Anthropomorphism: an innate tendency of human psychology
I cook for my dog, Bean. He eats almost as well as I do. I think this makes me an exemplary human being. Bean seems to agree because he follows me around adoringly from the time he gets up in the morning till he goes down for his first nap 20 minutes later.
Every three days I make a pot of rice and chicken. I cook the rice in chicken broth, which is a by-product of my Tuesday crockpot roasted chicken. I supplement the rice and chicken with additional broth, high quality kibble, and an assortment of flavor enhancers like hard-boiled egg, steamed broccoli, baby food, sweet potato, and an occasional chunk of beef, just to keep things interesting. Bean likes this routine a lot when he is on his feed—more often than not since I started going to all this effort.
Some people think this is crazy. My dad would probably have thought so too, and he was a veterinarian.
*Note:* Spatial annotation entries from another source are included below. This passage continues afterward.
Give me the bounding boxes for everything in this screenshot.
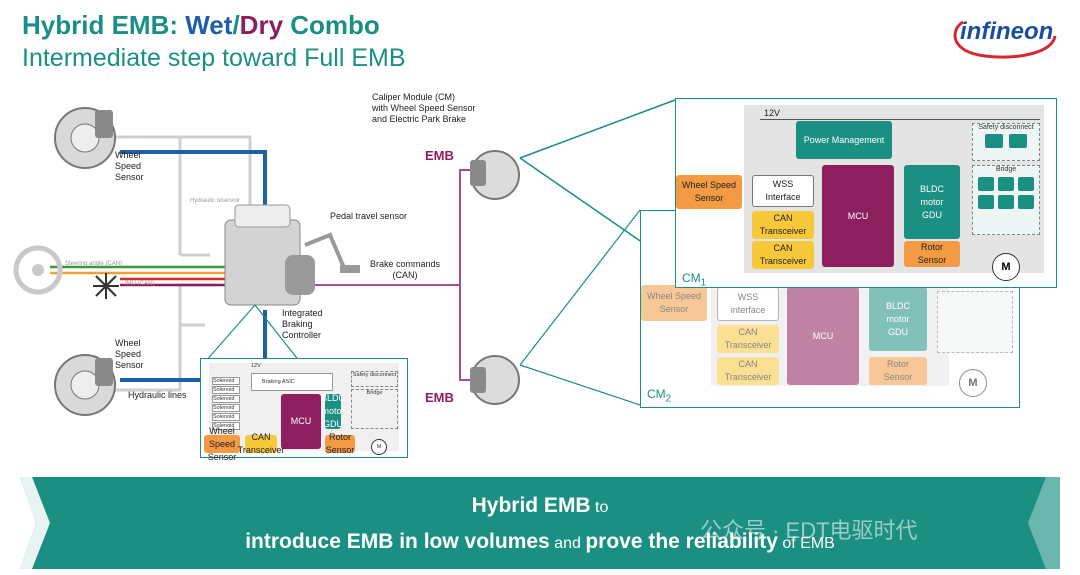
caliper-module-label: Caliper Module (CM)with Wheel Speed Sens… <box>372 92 476 124</box>
page-subtitle: Intermediate step toward Full EMB <box>22 44 406 72</box>
hydraulic-reservoir-label: Hydraulic reservoir <box>190 198 241 204</box>
cm2-motor-icon: M <box>959 369 987 397</box>
emb-top-label: EMB <box>425 148 454 163</box>
cm1-voltage: 12V <box>764 108 781 118</box>
ibc-mcu: MCU <box>281 394 321 449</box>
cm1-safety-disconnect: Safety disconnect <box>972 123 1040 161</box>
banner-line-2: introduce EMB in low volumes and prove t… <box>245 530 835 553</box>
page-title: Hybrid EMB: Wet/Dry Combo <box>22 10 380 40</box>
cm2-mcu: MCU <box>787 287 859 385</box>
banner-line-1: Hybrid EMB to <box>471 494 609 517</box>
logo-text: infineon <box>960 18 1054 45</box>
system-diagram <box>13 99 676 416</box>
motor-icon: M <box>371 439 387 455</box>
bottom-banner <box>20 477 1060 569</box>
cm1-motor-icon: M <box>992 253 1020 281</box>
cm1-label: CM1 <box>682 271 707 289</box>
brake-disc-icon <box>54 107 116 169</box>
cm1-power-management: Power Management <box>796 121 892 159</box>
watermark: 公众号 · EDT电驱时代 <box>700 518 918 543</box>
steering-angle-label: Steering angle (CAN) <box>65 261 123 267</box>
hydraulic-lines-label: Hydraulic lines <box>128 390 187 400</box>
solenoid-list: Solenoid Solenoid Solenoid Solenoid Sole… <box>212 377 240 430</box>
imu-label: IMU (CAN) <box>125 281 155 287</box>
brake-commands-label: Brake commands(CAN) <box>370 259 441 280</box>
cm1-bridge: Bridge <box>972 165 1040 235</box>
pedal-travel-sensor-label: Pedal travel sensor <box>330 211 408 221</box>
ibc-detail-panel: 12V Braking ASIC Solenoid Solenoid Solen… <box>200 358 408 462</box>
braking-asic: Braking ASIC <box>251 373 333 391</box>
emb-bottom-label: EMB <box>425 390 454 405</box>
cm1-mcu: MCU <box>822 165 894 267</box>
cm2-label: CM2 <box>647 387 672 405</box>
infineon-logo <box>953 20 1057 59</box>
“He’s just a dog,” I can hear Dad saying.
Dad preferred livestock to pets. He thought dogs disgusting because they eat poop. I might have pointed out to him that they are less likely to eat poop if you cook for them, but I don’t think we would have got that far in a discussion.
Instead, I would reply, “No, Dad. He’s more than that. He’s family.”
“Anthropomorphism!” Dad would say.
“Call it what you will,” I’d answer, “but I think I should hold him at the same level of esteem that he holds me.”
“Proof,” Dad would say, “that he hasn’t sufficient reason to qualify for the humanity you want to give him.”
Bean would sleep peacefully through this exchange, proving, to my satisfaction at least, that he is every bit the stellar individual I hold him to be. He will be up in time for dinner. He is a creature of habit, and his schedule is sacrosanct. Just ask him.